Печать Цезаря — страница 11 из 34

Другие островитяне, пользуясь тем, что между ними и Боиориксом стоял громадный стол, поспешно бросились к выходу из дома; но на пороге они были настигнуты, и тут произошла страшная свалка. На их отчаянные крики сбежались со всех сторон и, не разобрав даже, в чём дело, принялись кричать:

— Бей! Бей! В воду! В воду!

Вскоре гвалт разнёсся по всему городу. Всякую минуту против наших прибывали новые шайки горожан. Старые распри между рекой и островом пробудились. На наших летели камни, горшки, словом, всё что можно было бросить. Боиорикс, не собираясь даже обнажить своего меча, только поднимал и опускал громадный кулак, пробивая головы, выбивая глаза, расплющивая носы, сворачивая челюсти. Горожан убегали на минуту домой и возвращались с копьями, мечами, луками и пращами.

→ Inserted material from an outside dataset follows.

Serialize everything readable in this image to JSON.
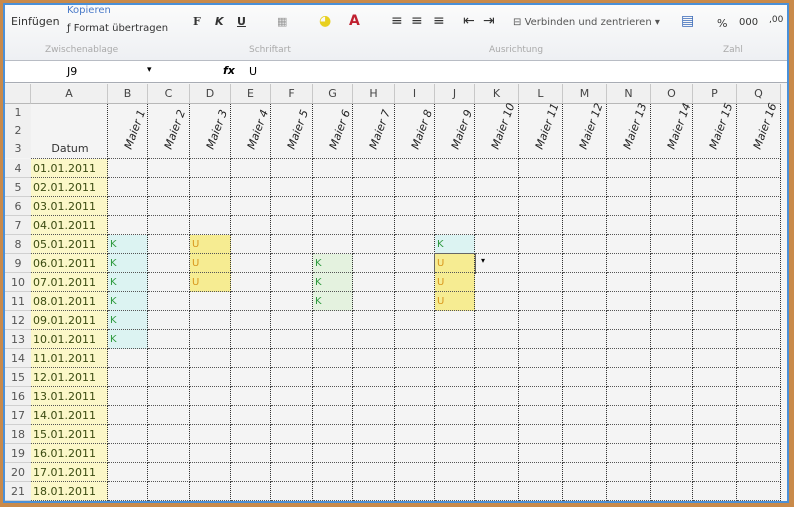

Отец мой выбежал на шум в сопровождении товарищей, старейшины Лютеции сильно поотстали от него. Он попытался остановить драку. Лат на нём не было, и шлема он не надел, потому что желал, чтобы его все узнали.

В эту минуту один из негодяев, с которым у него были неприятности по поводу охоты или рыбной ловли, бросив в него коротенькое копьё, нанёс ему в грудь смертельную рану.

Он упал, воины окружили его, и под прикрытием тёмной ночи они по узким переулкам пронесли его к мосту и перешли на другой берег. Многие из наших были ранены, и почти у всех было поломано оружие.

Мать моя не слушала этого рассказа. Она лежала на окровавленной груди отца, приложив лицо своё к его лицу, свои уста к его устам, точно хотела вдохнуть в него свою собственную жизнь, прикрыв его своими волосами, как золотым покровом. До самого полудня её не могли оторвать от него.

Между тем из всех деревень реки постепенно сбегались начальники, всадники, конюхи и крестьяне. Несколько тысяч человек кричали и плакали вокруг тела отца, потрясая пиками и мечами.

Наконец мать приподнялась. Она тихо встала и обвела всех только что плакавшими, но теперь уже сверкающими и сухими глазами. Она заговорила сначала медленно, но потом быстро и начала причитать о своём несчастье и о своей тяжёлой потере.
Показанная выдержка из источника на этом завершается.